3.5 Fertilisation naturelle et dynamique du sol

Chaque cheval produit ~ 15 kg de fumier/jour, riche en azote organique mais libéré graduellement ; la répartition hétérogène favorise des « îlots de fertilité », stimulant l’activité microbienne et lombricienne. Néanmoins, certaines piles de fumier peuvent servir de « fenêtres d’invasion » pour Centaurea calcitrapa dans les prairies argentines (link.springer.com). Des charges modérées (< 0,5 UGB/ha) limitent ce risque tout en maximisant l’effet booster sur les graminoïdes indigènes.

3.6 Cohabitation avec d’autres herbivores : synergies pastorales

Le pâturage mixte chevaux-bovins, testé aux Pays-Bas (Konik x Galloway), démontre un contrôle plus efficace des espèces compétitives (Dactylis glomerata) et une hausse de la valeur nutritive du couvert, sans surcharge d’azote (equipedia.ifce.fr). En montagne française, l’arrivée de pouliches de trait dans un lot de génisses a réduit la biomasse de festuques grossières, améliorant la digestibilité globale et la richesse floristique.

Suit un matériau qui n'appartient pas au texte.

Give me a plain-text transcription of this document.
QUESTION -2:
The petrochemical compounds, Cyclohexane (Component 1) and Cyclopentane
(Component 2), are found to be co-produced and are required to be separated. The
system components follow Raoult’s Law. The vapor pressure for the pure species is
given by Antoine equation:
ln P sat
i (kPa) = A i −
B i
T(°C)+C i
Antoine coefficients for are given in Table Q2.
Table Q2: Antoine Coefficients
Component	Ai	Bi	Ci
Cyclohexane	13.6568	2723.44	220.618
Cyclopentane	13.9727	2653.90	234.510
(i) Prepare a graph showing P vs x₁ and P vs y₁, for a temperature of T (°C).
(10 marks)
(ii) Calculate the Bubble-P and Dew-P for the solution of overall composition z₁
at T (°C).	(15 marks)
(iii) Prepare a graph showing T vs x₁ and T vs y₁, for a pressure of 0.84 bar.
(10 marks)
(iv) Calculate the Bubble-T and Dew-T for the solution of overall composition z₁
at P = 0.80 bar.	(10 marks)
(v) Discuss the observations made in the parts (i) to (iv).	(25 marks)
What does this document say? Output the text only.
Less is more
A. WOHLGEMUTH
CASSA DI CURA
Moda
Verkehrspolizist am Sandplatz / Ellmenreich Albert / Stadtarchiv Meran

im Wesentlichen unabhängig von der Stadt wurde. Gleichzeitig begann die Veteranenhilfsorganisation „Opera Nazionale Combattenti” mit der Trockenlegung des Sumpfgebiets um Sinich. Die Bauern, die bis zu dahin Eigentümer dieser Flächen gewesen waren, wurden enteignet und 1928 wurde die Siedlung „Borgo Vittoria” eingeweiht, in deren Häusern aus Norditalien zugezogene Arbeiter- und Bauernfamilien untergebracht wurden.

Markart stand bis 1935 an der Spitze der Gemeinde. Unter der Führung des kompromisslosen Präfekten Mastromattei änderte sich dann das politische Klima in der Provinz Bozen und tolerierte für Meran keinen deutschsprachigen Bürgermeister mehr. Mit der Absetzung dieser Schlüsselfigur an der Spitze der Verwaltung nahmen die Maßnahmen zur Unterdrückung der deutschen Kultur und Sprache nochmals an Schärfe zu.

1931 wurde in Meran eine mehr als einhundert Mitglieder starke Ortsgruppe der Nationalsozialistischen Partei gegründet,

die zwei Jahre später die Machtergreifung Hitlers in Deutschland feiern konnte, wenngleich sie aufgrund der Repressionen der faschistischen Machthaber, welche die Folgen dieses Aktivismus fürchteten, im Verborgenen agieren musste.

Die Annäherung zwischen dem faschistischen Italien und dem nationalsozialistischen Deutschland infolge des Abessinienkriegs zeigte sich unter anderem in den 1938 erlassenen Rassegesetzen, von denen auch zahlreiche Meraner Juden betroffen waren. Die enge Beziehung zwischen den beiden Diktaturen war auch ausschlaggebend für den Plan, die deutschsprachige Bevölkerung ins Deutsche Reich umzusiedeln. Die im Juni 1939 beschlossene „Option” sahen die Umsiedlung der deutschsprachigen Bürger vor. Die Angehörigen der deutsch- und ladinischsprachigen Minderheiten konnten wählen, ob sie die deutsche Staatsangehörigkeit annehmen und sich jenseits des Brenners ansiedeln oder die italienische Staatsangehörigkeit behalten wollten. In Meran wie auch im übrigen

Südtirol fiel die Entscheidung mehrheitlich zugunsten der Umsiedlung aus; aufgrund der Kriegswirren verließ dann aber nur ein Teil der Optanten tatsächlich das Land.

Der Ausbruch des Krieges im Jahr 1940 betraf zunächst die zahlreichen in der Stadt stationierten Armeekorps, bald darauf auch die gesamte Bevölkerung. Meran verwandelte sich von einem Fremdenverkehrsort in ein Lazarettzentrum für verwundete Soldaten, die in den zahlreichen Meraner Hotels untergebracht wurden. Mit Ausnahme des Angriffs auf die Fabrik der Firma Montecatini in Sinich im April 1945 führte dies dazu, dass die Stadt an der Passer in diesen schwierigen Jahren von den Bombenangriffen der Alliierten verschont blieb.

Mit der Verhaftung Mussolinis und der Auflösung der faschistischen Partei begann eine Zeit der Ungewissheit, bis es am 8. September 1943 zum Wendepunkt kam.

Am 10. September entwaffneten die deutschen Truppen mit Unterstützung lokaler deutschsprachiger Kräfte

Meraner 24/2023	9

3.7 Services écosystémiques émergents

1) Régulation hydrique : les puits creusés dans les oueds ou gravières désertiques transforment des points secs en « oasis multi-taxons », augmentant la diversité locale de 64 % selon une étude du lac Mead (nationalgeographic.es).
2) Capture carbone : les prairies entretenues par chevaux montrent un stockage de carbone organique du sol supérieur de 8 t C/ha par rapport aux successions arbustives équivalentes, grâce au maintien d’une photosynthèse herbacée active.
3) Thermorégulation du paysage (« equithermie ») : hypothèse émergente stipulant que la mosaïque hauteur/fourrure végétale modifie l’albédo et la convection locale, potentiellement mesurable par drones infrarouges.

4. Panorama d’expériences concrètes

4.1 Europe

• Projets LIFE « In Common Land » (Serra do Xistral, Espagne) et « Natura 2000 » illustrent le rôle des bestas galiciennes dans le maintien des tourbières atlantiques (secem.es).
• Oostvaardersplassen (Pays-Bas) : cas d’école où la densité excessive a mené à la mortalité hivernale de milliers d’herbivores, rappelant la nécessité d’une régulation adaptative (theguardian.com).
• CEN Isère (France) : 20 ans de pâturage par Konik et Camargue dans les marais alpins, avec maintien d’espèces sensibles comme Gentiana pneumonanthe (cen-isere.org).

4.2 Amériques

Les mustangs des Great Basin, repositionnés sur des périmètres coupe-feu expérimentaux, ont réduit la biomasse inflammable, générant un ratio coût/efficacité plus favorable qu’un traitement mécanique selon l’US Forest Service (theguardian.com).

4.3 Asie

Sur le Qinghai-Tibet, l’inclusion saisonnière de chevaux dans des rotations ovines accroît l’Indice Pielou d’hétérogénéité végétale et optimise l’ingestion protéique globale des troupeaux mixtes (ecologica.cn). Des études chinoises sur la microbiote équine révèlent par ailleurs que la diversité bactérienne s’élève sous régime de plein air, suggérant un lien entre santé intestinale, immunité et adaptation au froid (html.rhhz.net).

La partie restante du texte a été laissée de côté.